Les joyeuses linogravures de Joëlle Jolivet
Illustration[s]: la création d'images à travers différentes techniques 3
Illustration[s]: la création d'images à travers différentes techniques 3
Ouvrages documentaires, imagiers pour les plus jeunes, albums de fiction…: Joëlle Jolivet, talentueuse faiseuse d’images, s’illustre par la variété des genres littéraires et des thématiques qu’elle explore. Sa technique favorite (mais pas exclusive!)? La linogravure, un procédé de reproduction qu’elle utilise comme moyen d’expression et dont elle aime le rendu simple, net et précis. Sous ses gouges, aussi affûtées que son sens de l’observation et du détail, naissent des tableaux envoûtants, qu’on ne se lasse pas d’admirer.

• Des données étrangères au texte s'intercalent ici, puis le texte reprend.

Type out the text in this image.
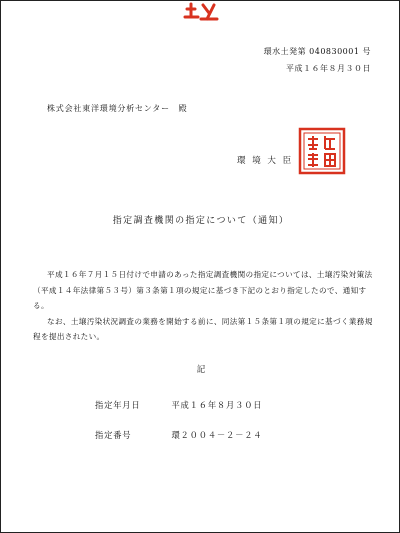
環水土発第 040830001 号
平成１６年８月３０日
株式会社東洋環境分析センター　殿
環 境 大 臣
指定調査機関の指定について（通知）

平成１６年７月１５日付けで申請のあった指定調査機関の指定については、土壌汚染対策法（平成１４年法律第５３号）第３条第１項の規定に基づき下記のとおり指定したので、通知する。

なお、土壌汚染状況調査の業務を開始する前に、同法第１５条第１項の規定に基づく業務規程を提出されたい。

記
指定年月日	平成１６年８月３０日
指定番号	環２００４－２－２４
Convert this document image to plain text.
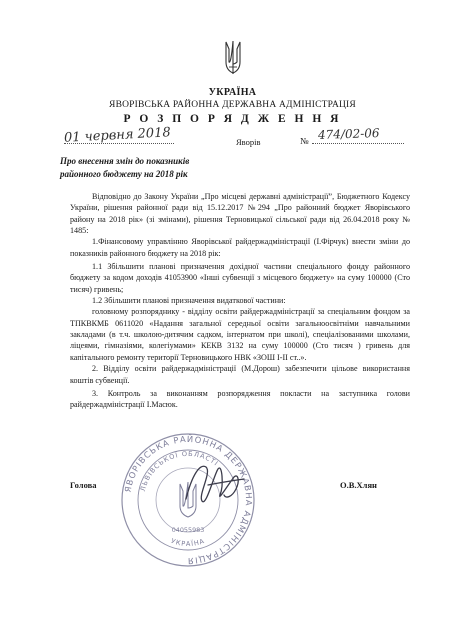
УКРАЇНА
ЯВОРІВСЬКА РАЙОННА ДЕРЖАВНА АДМІНІСТРАЦІЯ
Р О З П О Р Я Д Ж Е Н Н Я
01 червня 2018	Яворів	№ 474/02-06
Про внесення змін до показників
районного бюджету на 2018 рік

Відповідно до Закону України „Про місцеві державні адміністрації”, Бюджетного Кодексу України, рішення районної ради від 15.12.2017 №294 „Про районний бюджет Яворівського району на 2018 рік» (зі змінами), рішення Терновицької сільської ради від 26.04.2018 року № 1485:

1.Фінансовому управлінню Яворівської райдержадміністрації (І.Фірчук) внести зміни до показників районного бюджету на 2018 рік:

1.1 Збільшити планові призначення дохідної частини спеціального фонду районного бюджету за кодом доходів 41053900 «Інші субвенції з місцевого бюджету» на суму 100000 (Сто тисяч) гривень;

1.2 Збільшити планові призначення видаткової частини:

головному розпоряднику - відділу освіти райдержадміністрації за спеціальним фондом за ТПКВКМБ 0611020 «Надання загальної середньої освіти загальноосвітніми навчальними закладами (в т.ч. школою-дитячим садком, інтернатом при школі), спеціалізованими школами, ліцеями, гімназіями, колегіумами» КЕКВ 3132 на суму 100000 (Сто тисяч ) гривень для капітального ремонту території Терновицького НВК «ЗОШ І-ІІ ст..».

2. Відділу освіти райдержадміністрації (М.Дорош) забезпечити цільове використання коштів субвенції.

3. Контроль за виконанням розпорядження покласти на заступника голови райдержадміністрації І.Масюк.

ЯВОРІВСЬКА РАЙОННА ДЕРЖАВНА АДМІНІСТРАЦІЯ
ЛЬВІВСЬКОЇ ОБЛАСТІ
УКРАЇНА
04055983
Голова	О.В.Хлян
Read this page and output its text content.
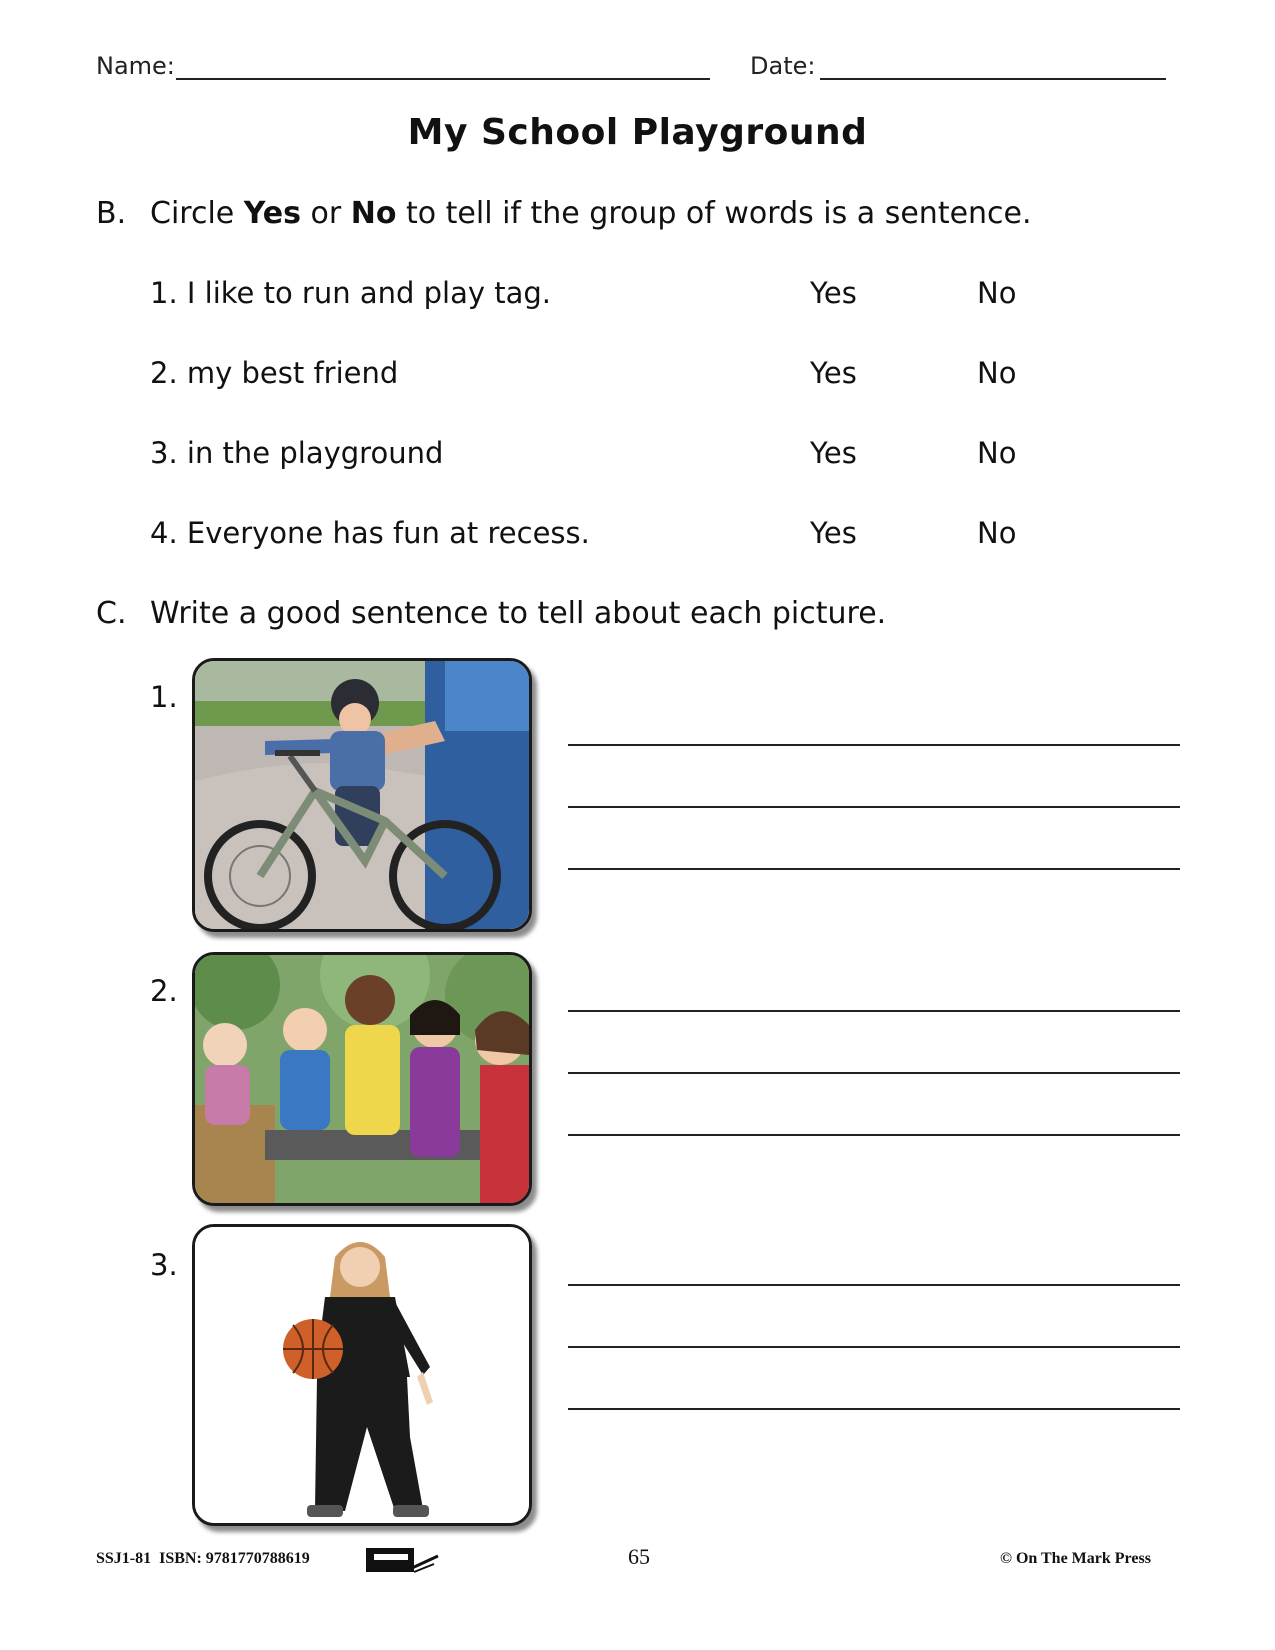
Name:	Date:
My School Playground
B. Circle Yes or No to tell if the group of words is a sentence.
1. I like to run and play tag.	Yes	No
2. my best friend	Yes	No
3. in the playground	Yes	No
4. Everyone has fun at recess.	Yes	No
C. Write a good sentence to tell about each picture.
1.
2.
3.
SSJ1-81  ISBN: 9781770788619	65	© On The Mark Press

C’est dans son atelier d’Ivyr-sur-Seine, au sud-est de Paris, que Joëlle Jolivet nous reçoit en ce vendredi 21 juin 2024, jour de la Fête de la musique. On s’y sent immédiatement «comme à la maison»: l’heureux bazar qui règne confère aux lieux une atmosphère vivante et hospitalière. À la fois «dépôt légal» personnel et cabinet de curiosités, l’espace de travail de l’illustratrice regorge de trésors. Parmi les objets les plus insolites, mentionnons un élégant squelette chapeauté ou une lampe à l’effigie d’un cochon anthropomorphe. Aux murs sont accrochés non seulement de nombreux travaux personnels, mais aussi des œuvres d’autres artistes: notre œil entraîné remarque tout de suite les dessins de nos compatriotes Emmanuelle Houdart et Tom Tirabosco, que Joëlle Jolivet connaît de longue date. Et puis, il y a des livres, bien sûr! En plus de ses ouvrages en langue originale, la créatrice conserve un exemplaire de chaque édition étrangère qu’elle reçoit, si bien que ses étagères ont un air d’auberge espagnole livresque: l’italien côtoie l’allemand, l’anglais, le polonais ou encore le russe. Un succès international largement mérité au vu de la qualité et de la richesse de sa bibliographie.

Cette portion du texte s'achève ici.